Just like, Wool, Hugh Howey‘s novel Sand is set in a post-apocalyptic scenario. And that’s about all, that the settings of these two novels have in common. While in Wool the people live in an enclosed and strictly regulated environment the opposite is true for Sand: The world has turned into a desert, everything is buried in sand, sometimes hundreds of meters deep. (The novel uses the metric system! I only just noticed.) This makes water a rare commodity: deep wells have to be dug and the sand that keeps blowing in from the east has to be constantly removed to keep the water accessible.
A special, rather fantastical element in my opinion, of the novel’s world-building is “sand diving”. “Talented” people wearing dive-suits and air-supply tanks with visors that allow them to see below the sand, are able to dive underground as if they were diving through water. The technology behind this is just some magic wand waving and I have know idea how this is supposed to work or even how this could work, but the idea is pretty cool.

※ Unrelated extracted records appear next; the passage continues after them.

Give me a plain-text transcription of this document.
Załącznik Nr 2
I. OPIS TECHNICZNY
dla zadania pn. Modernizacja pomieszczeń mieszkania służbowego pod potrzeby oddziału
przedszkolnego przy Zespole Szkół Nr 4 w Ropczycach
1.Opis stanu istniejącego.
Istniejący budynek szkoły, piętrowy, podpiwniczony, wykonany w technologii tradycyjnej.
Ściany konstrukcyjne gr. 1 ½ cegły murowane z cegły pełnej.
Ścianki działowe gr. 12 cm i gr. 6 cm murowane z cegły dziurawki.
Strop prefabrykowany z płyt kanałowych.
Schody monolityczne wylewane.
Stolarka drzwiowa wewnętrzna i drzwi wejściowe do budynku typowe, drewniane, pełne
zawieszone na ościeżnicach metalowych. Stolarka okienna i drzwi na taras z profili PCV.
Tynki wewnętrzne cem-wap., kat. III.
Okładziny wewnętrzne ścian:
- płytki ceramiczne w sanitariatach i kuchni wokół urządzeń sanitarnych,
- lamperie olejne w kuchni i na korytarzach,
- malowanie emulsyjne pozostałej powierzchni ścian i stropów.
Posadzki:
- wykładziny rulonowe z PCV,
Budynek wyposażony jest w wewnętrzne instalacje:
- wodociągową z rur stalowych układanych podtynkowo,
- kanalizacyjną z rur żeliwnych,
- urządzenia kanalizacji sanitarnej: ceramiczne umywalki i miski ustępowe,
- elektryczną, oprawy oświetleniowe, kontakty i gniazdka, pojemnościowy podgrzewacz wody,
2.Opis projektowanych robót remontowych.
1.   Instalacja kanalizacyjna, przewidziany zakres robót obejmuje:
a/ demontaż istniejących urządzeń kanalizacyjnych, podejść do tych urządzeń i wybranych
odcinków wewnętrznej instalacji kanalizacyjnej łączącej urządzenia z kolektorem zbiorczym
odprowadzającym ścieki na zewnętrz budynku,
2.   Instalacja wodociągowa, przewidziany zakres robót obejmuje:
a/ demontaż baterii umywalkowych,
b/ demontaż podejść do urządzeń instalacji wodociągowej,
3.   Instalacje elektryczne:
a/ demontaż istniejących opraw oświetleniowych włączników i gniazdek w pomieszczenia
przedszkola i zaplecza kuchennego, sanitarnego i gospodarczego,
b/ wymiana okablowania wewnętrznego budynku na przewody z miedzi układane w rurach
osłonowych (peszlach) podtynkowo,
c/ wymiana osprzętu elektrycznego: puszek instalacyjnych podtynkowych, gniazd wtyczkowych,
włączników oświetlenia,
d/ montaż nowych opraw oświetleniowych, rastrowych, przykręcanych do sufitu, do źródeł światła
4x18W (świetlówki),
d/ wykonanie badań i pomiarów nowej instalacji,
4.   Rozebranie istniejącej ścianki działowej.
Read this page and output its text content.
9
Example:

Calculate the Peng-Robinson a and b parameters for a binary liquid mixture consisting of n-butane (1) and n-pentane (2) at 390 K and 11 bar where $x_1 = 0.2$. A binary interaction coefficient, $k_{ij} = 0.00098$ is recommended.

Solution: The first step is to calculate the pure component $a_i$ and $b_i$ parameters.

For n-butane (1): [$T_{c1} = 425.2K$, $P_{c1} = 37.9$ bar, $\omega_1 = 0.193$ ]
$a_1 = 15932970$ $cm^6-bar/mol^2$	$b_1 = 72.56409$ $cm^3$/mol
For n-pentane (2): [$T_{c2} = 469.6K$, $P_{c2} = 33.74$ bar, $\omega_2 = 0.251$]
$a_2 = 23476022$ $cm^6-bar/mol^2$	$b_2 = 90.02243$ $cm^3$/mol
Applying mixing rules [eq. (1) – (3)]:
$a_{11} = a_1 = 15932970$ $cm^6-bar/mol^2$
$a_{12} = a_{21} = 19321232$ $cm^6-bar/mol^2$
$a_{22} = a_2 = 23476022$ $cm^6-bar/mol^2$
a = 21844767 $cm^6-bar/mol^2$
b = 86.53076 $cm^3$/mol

The novel focuses on the siblings of a family: Palmer, the eldest son, Vic, his sister, and his younger brothers Conner, an adolescent, and Rob, a twelve-year-old. When their father left the family to hike east in search for a better life, their mother was left without a means to support the family and they became poor. The novel is set 12 years after the father left the family.
The book starts off with Palmer: He’s taken a dive job with his friend Hap that’s supposed to pay a full month’s wage in just two days, and everyone with half a brain should know, that there’s something going on here. Not so Hap and Palmer. They are led to a secret camp where they are asked to dive down very deep, several hundred meters, further than they ever went, to search for an ancient buried city: Danvar.
The story-telling is exciting and the characters are well-thought out, believable and interesting. Still, Sand isn’t as good as Wool. This doesn’t mean that Sand is not a good novel. It is. It’s just not as amazingly awesome as Wool.
Why do I feel this way about Sand? I believe there are two reasons for this. Firstly, there are a lot of small things that felt illogical to me. Most of them I can’t mention as they would be spoilery, but there’s one example that comes to mind: The novel is set in a desert. It’s very dry there and water has to be rationed. But old bread gets moldy… (That does not make sense. It should have just dried out…) I know, this is a tiny thing, but there were several things that had me think “Huh? How’s that possible/ going to work?” like that one did. Secondly (and more importantly), the ending felt rushed. Some things were resolved in a boom-bang kind of way, but several strands remained loose. I believe a better ending could have been possible for this novel, so I am a somewhat disappointed by the ending. It’s still a good read, and I recommend reading Sand, especially if you like post-apocalyptic settings.
Disclaimer: I got a free digital review copy of this novel from the publisher via NetGalley.